OR: Oregon clarifies the reasonable suspicion standard

Oregon clarifies the reasonable suspicion standard. State v. Maciel-Figueroa, 361 Ore. 163, 2017 Ore. LEXIS 166 (March 2, 2017), aff’g State v. Maciel-Figueroa, 273 Ore. App. 298, 356 P.3d 674 (2015):

As that history of the case law establishes, the variable parts of the standard for reasonable suspicion are (1) the nature or specificity of the inference that justifies the stop, both as to the kind of illegal activity suspected and the defendant’s involvement in it, and (2) the kind and quantum of evidence required to establish that inference. In this case, the state expressly or implicitly challenges both parts of the reasonable-suspicion standard as the Court of Appeals articulated and applied it.

In regard to the defendant’s suspected illegal conduct, the state argues that the Court of Appeals incorrectly evaluated the officers’ suspicion of specific crimes, including criminal mischief, menacing, and assault. The state argues that the officers had reasonable suspicion because the totality of the circumstances suggested that other, more general, “criminal activity” could have occurred. We reject the proposition that an officer need not subjectively suspect the defendant’s crimes with any specificity, as the state’s argument suggests.

That position is inconsistent with the requirement that an officer identify “specific and articulable facts” linking the defendant to criminal activity, as well as the requirement that an officer’s belief be objectively reasonable so as to prevent “arbitrary” intrusions into individual privacy. Fair, 353 Ore. at 602. An officer cannot articulate sufficiently specific facts to satisfy Article I, section 9, if the officer cannot articulate, with at least some specificity, what type of crime that the person stopped may have committed. See Valdez, 277 Ore. at 628 (an officer’s “instinct and experience cannot, however, form the entire basis for ‘reasonable suspicion,’ because no practical control can be exercised over police by courts if, in the absence of any very remarkable activity, the officer’s instinct and experience may be used as the sole reason to justify infringement upon the personal liberty sought to be protected by the statute”). We have not identified any case in which this court has held that an officer’s subjective suspicion of generalized “criminal activity” was sufficiently specific or objectively reasonable to satisfy Article I, section 9, for a stop of a particular individual. Although four of the pre-1997 cases (Jacobus, Lichty, Valdez, and Cloman) state that there must be an inference of “criminal activity” or of criminal activity “afoot,” in all of those cases, the court reviewed whether it was reasonable to infer that the defendant had committed specific crimes or types of crimes. See Jacobus, 318 Ore. at 241 (conspiracy or attempt to commit robbery or theft); Lichty, 313 Ore. at 584-85 (possession of cocaine); Valdez, 277 Ore. at 628-29 (drug crimes); Cloman, 254 Ore. at 10 (theft).

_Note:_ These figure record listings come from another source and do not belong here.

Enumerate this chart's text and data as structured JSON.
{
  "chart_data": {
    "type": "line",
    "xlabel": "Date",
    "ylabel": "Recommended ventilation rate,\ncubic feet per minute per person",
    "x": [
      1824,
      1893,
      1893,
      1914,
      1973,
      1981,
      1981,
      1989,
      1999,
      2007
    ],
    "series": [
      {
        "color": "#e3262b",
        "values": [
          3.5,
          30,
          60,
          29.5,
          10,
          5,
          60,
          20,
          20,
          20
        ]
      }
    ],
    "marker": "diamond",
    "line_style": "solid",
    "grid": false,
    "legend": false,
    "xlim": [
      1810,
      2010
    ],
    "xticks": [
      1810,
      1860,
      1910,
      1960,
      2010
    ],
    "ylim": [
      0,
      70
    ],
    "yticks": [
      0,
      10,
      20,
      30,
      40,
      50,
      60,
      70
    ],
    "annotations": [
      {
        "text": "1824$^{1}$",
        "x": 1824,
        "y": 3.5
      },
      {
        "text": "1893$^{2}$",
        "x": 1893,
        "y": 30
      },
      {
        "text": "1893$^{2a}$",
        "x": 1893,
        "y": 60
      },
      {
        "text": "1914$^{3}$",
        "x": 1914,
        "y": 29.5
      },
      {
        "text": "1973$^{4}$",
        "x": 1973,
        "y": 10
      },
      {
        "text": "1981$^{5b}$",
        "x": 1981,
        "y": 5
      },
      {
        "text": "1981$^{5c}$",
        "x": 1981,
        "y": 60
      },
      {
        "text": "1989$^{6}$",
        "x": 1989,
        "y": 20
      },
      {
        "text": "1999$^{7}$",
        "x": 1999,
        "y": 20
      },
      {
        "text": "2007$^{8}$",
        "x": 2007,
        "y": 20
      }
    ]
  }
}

Thus, the better and specific formulation of the required inference in a case based on the defendant’s illegal conduct (as opposed to the defendant’s potential to be a material witness, as discussed in Fair)—as provided in Ehly, Belt, and Holdorf—is that the officers must reasonably suspect that the defendant has committed or is about to commit a specific crime or type of crime. A specific type of crime, for example, can be criminal mischief, assault, theft, or kidnapping, with the differences in the degrees of the crimes being immaterial to whether the officers have reasonable suspicion. Another set of examples of a specific type of crime is the possession or the delivery of a controlled substance. In those cases, the difference between whether the substance is cocaine rather than methamphetamine is also immaterial to the analysis of reasonable suspicion.